Серов достал платок и вытер пот со лба.
— Ты лжешь, — прохрипел он. — Ты не делал никаких фотокопий.
— Возможно, — заметил Андрей. — Хочешь рискнуть?
— Садись, — приказал Серов, опускаясь на диван.
Андрей примостился на краю стола и скрестил ноги.
— Послушай, Андрей, — начал Серов. — Давай обговорим все по-деловому. Согласен, все козыри у тебя в руках.

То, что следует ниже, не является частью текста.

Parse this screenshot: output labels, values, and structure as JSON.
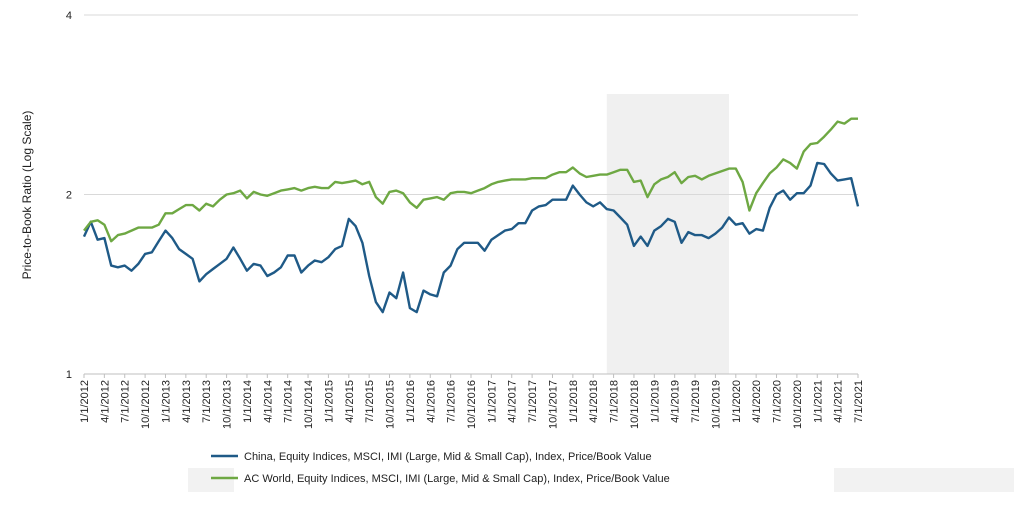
{
  "chart_data": {
    "type": "line",
    "title": "",
    "ylabel": "Price-to-Book Ratio (Log Scale)",
    "xlabel": "",
    "y_scale": "log",
    "ylim": [
      1,
      4
    ],
    "y_ticks": [
      1,
      2,
      4
    ],
    "y_tick_labels": [
      "1",
      "2",
      "4"
    ],
    "grid": "horizontal",
    "x_tick_labels": [
      "1/1/2012",
      "4/1/2012",
      "7/1/2012",
      "10/1/2012",
      "1/1/2013",
      "4/1/2013",
      "7/1/2013",
      "10/1/2013",
      "1/1/2014",
      "4/1/2014",
      "7/1/2014",
      "10/1/2014",
      "1/1/2015",
      "4/1/2015",
      "7/1/2015",
      "10/1/2015",
      "1/1/2016",
      "4/1/2016",
      "7/1/2016",
      "10/1/2016",
      "1/1/2017",
      "4/1/2017",
      "7/1/2017",
      "10/1/2017",
      "1/1/2018",
      "4/1/2018",
      "7/1/2018",
      "10/1/2018",
      "1/1/2019",
      "4/1/2019",
      "7/1/2019",
      "10/1/2019",
      "1/1/2020",
      "4/1/2020",
      "7/1/2020",
      "10/1/2020",
      "1/1/2021",
      "4/1/2021",
      "7/1/2021"
    ],
    "x_start": "2012-01",
    "x_end": "2021-07",
    "shaded_period": [
      "2018-06",
      "2019-12"
    ],
    "legend_position": "bottom",
    "series": [
      {
        "name": "China, Equity Indices, MSCI, IMI (Large, Mid & Small Cap), Index, Price/Book Value",
        "color": "#1f5a87",
        "values": [
          1.7,
          1.8,
          1.68,
          1.69,
          1.52,
          1.51,
          1.52,
          1.49,
          1.53,
          1.59,
          1.6,
          1.67,
          1.74,
          1.69,
          1.62,
          1.59,
          1.56,
          1.43,
          1.47,
          1.5,
          1.53,
          1.56,
          1.63,
          1.56,
          1.49,
          1.53,
          1.52,
          1.46,
          1.48,
          1.51,
          1.58,
          1.58,
          1.48,
          1.52,
          1.55,
          1.54,
          1.57,
          1.62,
          1.64,
          1.82,
          1.77,
          1.66,
          1.46,
          1.32,
          1.27,
          1.37,
          1.34,
          1.48,
          1.29,
          1.27,
          1.38,
          1.36,
          1.35,
          1.48,
          1.52,
          1.62,
          1.66,
          1.66,
          1.66,
          1.61,
          1.68,
          1.71,
          1.74,
          1.75,
          1.79,
          1.79,
          1.88,
          1.91,
          1.92,
          1.96,
          1.96,
          1.96,
          2.07,
          2.0,
          1.94,
          1.91,
          1.94,
          1.89,
          1.88,
          1.83,
          1.78,
          1.64,
          1.7,
          1.64,
          1.74,
          1.77,
          1.82,
          1.8,
          1.66,
          1.73,
          1.71,
          1.71,
          1.69,
          1.72,
          1.76,
          1.83,
          1.78,
          1.79,
          1.72,
          1.75,
          1.74,
          1.9,
          2.0,
          2.03,
          1.96,
          2.01,
          2.01,
          2.07,
          2.26,
          2.25,
          2.17,
          2.11,
          2.12,
          2.13,
          1.91
        ]
      },
      {
        "name": "AC World, Equity Indices, MSCI, IMI (Large, Mid & Small Cap), Index, Price/Book Value",
        "color": "#6ea843",
        "values": [
          1.74,
          1.8,
          1.81,
          1.78,
          1.67,
          1.71,
          1.72,
          1.74,
          1.76,
          1.76,
          1.76,
          1.78,
          1.86,
          1.86,
          1.89,
          1.92,
          1.92,
          1.88,
          1.93,
          1.91,
          1.96,
          2.0,
          2.01,
          2.03,
          1.97,
          2.02,
          2.0,
          1.99,
          2.01,
          2.03,
          2.04,
          2.05,
          2.03,
          2.05,
          2.06,
          2.05,
          2.05,
          2.1,
          2.09,
          2.1,
          2.11,
          2.08,
          2.1,
          1.98,
          1.93,
          2.02,
          2.03,
          2.01,
          1.94,
          1.9,
          1.96,
          1.97,
          1.98,
          1.96,
          2.01,
          2.02,
          2.02,
          2.01,
          2.03,
          2.05,
          2.08,
          2.1,
          2.11,
          2.12,
          2.12,
          2.12,
          2.13,
          2.13,
          2.13,
          2.16,
          2.18,
          2.18,
          2.22,
          2.17,
          2.14,
          2.15,
          2.16,
          2.16,
          2.18,
          2.2,
          2.2,
          2.1,
          2.11,
          1.98,
          2.08,
          2.12,
          2.14,
          2.18,
          2.09,
          2.14,
          2.15,
          2.12,
          2.15,
          2.17,
          2.19,
          2.21,
          2.21,
          2.1,
          1.88,
          2.01,
          2.09,
          2.17,
          2.22,
          2.29,
          2.26,
          2.21,
          2.36,
          2.43,
          2.44,
          2.5,
          2.57,
          2.65,
          2.63,
          2.68,
          2.68
        ]
      }
    ]
  }
}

Но все-таки, ты понимаешь, о чем просишь?
— Тебе это под силу.
— Господи, Андрей! Ведь дело такое серьезное, и мы развернули широкую пропагандистскую кампанию, газетчики набирают статьи…
— Остановите их…
— Но каким образом? Как я смогу обратиться к моему другу? Что я ему скажу?
— Меня это не касается.
— Но после того, что он сделал для моего спасения…
— Не забывай, что это также и в его интересах. Может быть, у него в Москве и есть друзья. Но также у него, возможно, есть и враги.
— Послушай…
— А когда членов партии уже не выгородить, с ними поступают гораздо круче, чем с любыми спекулянтами. Тоже неплохой предмет для очередной кампании.
— Андрей, кто-то из нас двоих сошел с ума. Я не могу понять, почему ты хочешь, чтобы Коваленского выпустили?
— Это не твое дело.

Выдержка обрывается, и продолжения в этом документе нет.